Basic guidance on feeding, sleeping, winding and such. Occasionally, even the odd anecdote on a particularly explosive nappy will find its way in. But, there are also some things that are missed. Things that I wish I had been prepared for.

Things that I never imagined.


  • You’re going to lose hair. A lot of hair. A couple of months after you have given birth, you can expect your home, your furniture and even your baby, to be covered in your moulting locks. You’ll probably decide to get it cut short. Into a bob. (You’ll still lose the same amount of hair, but you’ll feel proactive about it).

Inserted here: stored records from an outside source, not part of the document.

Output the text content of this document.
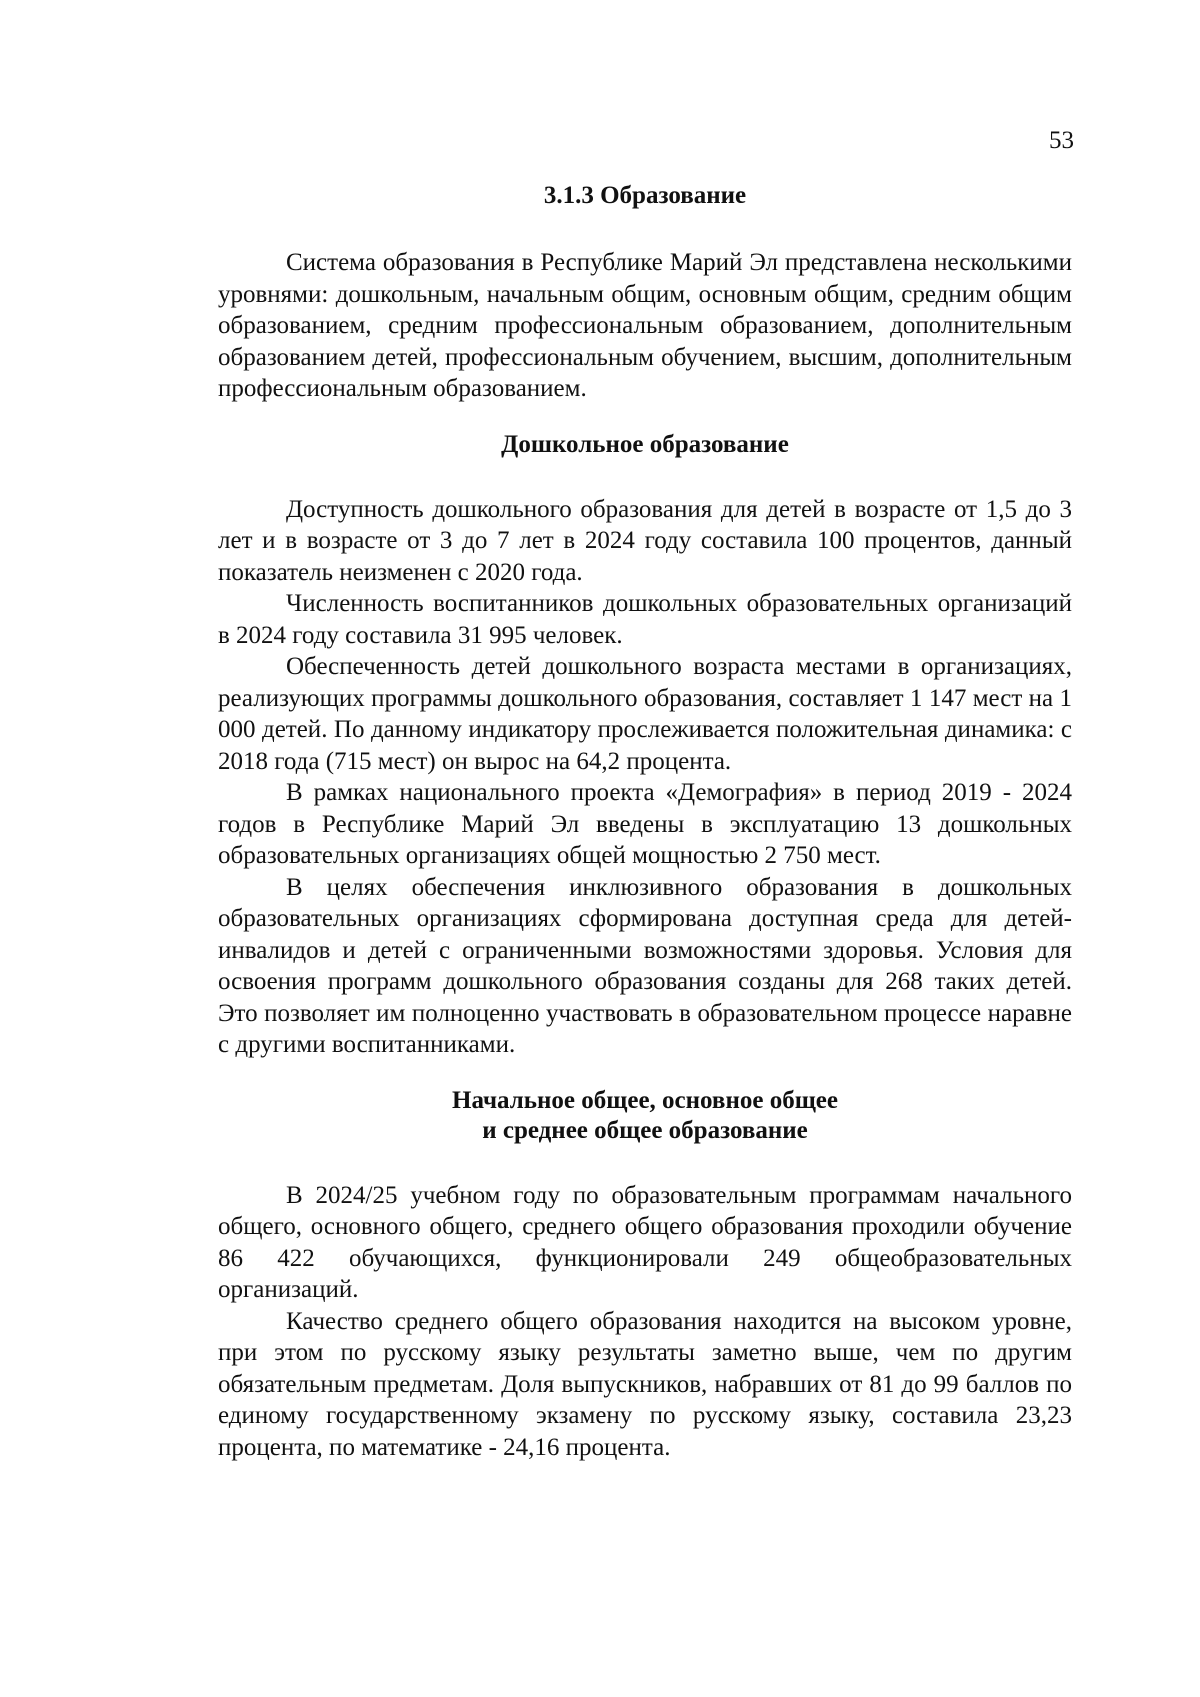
53
3.1.3 Образование

Система образования в Республике Марий Эл представлена несколькими уровнями: дошкольным, начальным общим, основным общим, средним общим образованием, средним профессиональным образованием, дополнительным образованием детей, профессиональным обучением, высшим, дополнительным профессиональным образованием.

Дошкольное образование

Доступность дошкольного образования для детей в возрасте от 1,5 до 3 лет и в возрасте от 3 до 7 лет в 2024 году составила 100 процентов, данный показатель неизменен с 2020 года.

Численность воспитанников дошкольных образовательных организаций в 2024 году составила 31 995 человек.

Обеспеченность детей дошкольного возраста местами в организациях, реализующих программы дошкольного образования, составляет 1 147 мест на 1 000 детей. По данному индикатору прослеживается положительная динамика: с 2018 года (715 мест) он вырос на 64,2 процента.

В рамках национального проекта «Демография» в период 2019 - 2024 годов в Республике Марий Эл введены в эксплуатацию 13 дошкольных образовательных организациях общей мощностью 2 750 мест.

В целях обеспечения инклюзивного образования в дошкольных образовательных организациях сформирована доступная среда для детей-инвалидов и детей с ограниченными возможностями здоровья. Условия для освоения программ дошкольного образования созданы для 268 таких детей. Это позволяет им полноценно участвовать в образовательном процессе наравне с другими воспитанниками.

Начальное общее, основное общее
и среднее общее образование

В 2024/25 учебном году по образовательным программам начального общего, основного общего, среднего общего образования проходили обучение 86 422 обучающихся, функционировали 249 общеобразовательных организаций.

Качество среднего общего образования находится на высоком уровне, при этом по русскому языку результаты заметно выше, чем по другим обязательным предметам. Доля выпускников, набравших от 81 до 99 баллов по единому государственному экзамену по русскому языку, составила 23,23 процента, по математике - 24,16 процента.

  • Your brain will somehow shut down at random intervals, causing you to make some of the most absurd mistakes of your life and question your own sanity. Forgetting your keys in the door all day? Putting the washing machine on without the washing inside? Walking into Sainsbury’s and realising you’re wearing your husbands size 9 shoes.

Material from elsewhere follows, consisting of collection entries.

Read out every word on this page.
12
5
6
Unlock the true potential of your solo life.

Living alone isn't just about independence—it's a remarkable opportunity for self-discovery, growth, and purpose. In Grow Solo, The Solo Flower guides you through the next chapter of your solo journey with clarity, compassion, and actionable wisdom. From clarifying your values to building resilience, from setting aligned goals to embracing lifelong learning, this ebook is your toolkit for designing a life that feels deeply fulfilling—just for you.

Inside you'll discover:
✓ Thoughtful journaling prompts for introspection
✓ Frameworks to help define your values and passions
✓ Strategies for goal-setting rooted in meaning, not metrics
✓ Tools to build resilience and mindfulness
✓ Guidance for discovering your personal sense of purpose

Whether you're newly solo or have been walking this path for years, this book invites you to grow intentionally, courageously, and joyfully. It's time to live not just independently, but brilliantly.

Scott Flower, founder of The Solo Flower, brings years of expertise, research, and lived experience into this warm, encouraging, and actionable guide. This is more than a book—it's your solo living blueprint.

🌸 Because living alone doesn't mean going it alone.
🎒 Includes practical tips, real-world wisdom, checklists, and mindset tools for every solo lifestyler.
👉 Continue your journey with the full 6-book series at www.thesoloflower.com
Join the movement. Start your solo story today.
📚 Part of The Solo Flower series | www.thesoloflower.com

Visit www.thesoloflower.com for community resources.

  • You won’t be able to wear half of the clothes in your wardrobe and will insist on going shopping for new and improved ‘mum clothes’. (You’ll even peruse M&S).
  • You will encounter overly friendly strangers who insist on touching your baby and telling you how gorgeous they are. (You will then find the nearest safe place to meticulously baby wipe your child clean).
  • People will ask you if your baby is ‘good’ everywhere you go. Normally in the supermarket checkout queue. Just smile and say yes. (Don’t answer with “no, actually, she’s an arsonist” and bop them over the head with a root vegetable. It’s not socially acceptable, apparently.)
  • Every time you leave your baby in someone else’s care, you will feel as though you are missing a limb. (You will also momentarily forget that they are not supposed to be with you and a mini meltdown will ensue).
  • Beans on toast will become a main staple in your diet. You’ll feel particularly accomplished by adding a sprinkling of grated cheese. Eat your heart out, Delia.
  • You will develop a ridiculously high-pitched and animated voice which you will use to praise and congratulate your baby on small victories. (A long awaited poo, for example).
  • You’ll wake up in the morning without a clue of what day it is and have to replay the previous day’s events in your mind to gauge it.
  • You’ll genuinely worry that your heart might one day explode with the love you have for your baby and you will wonder how you ever got so lucky.


Every woman experiences motherhood differently. Some take to it like a duck to water.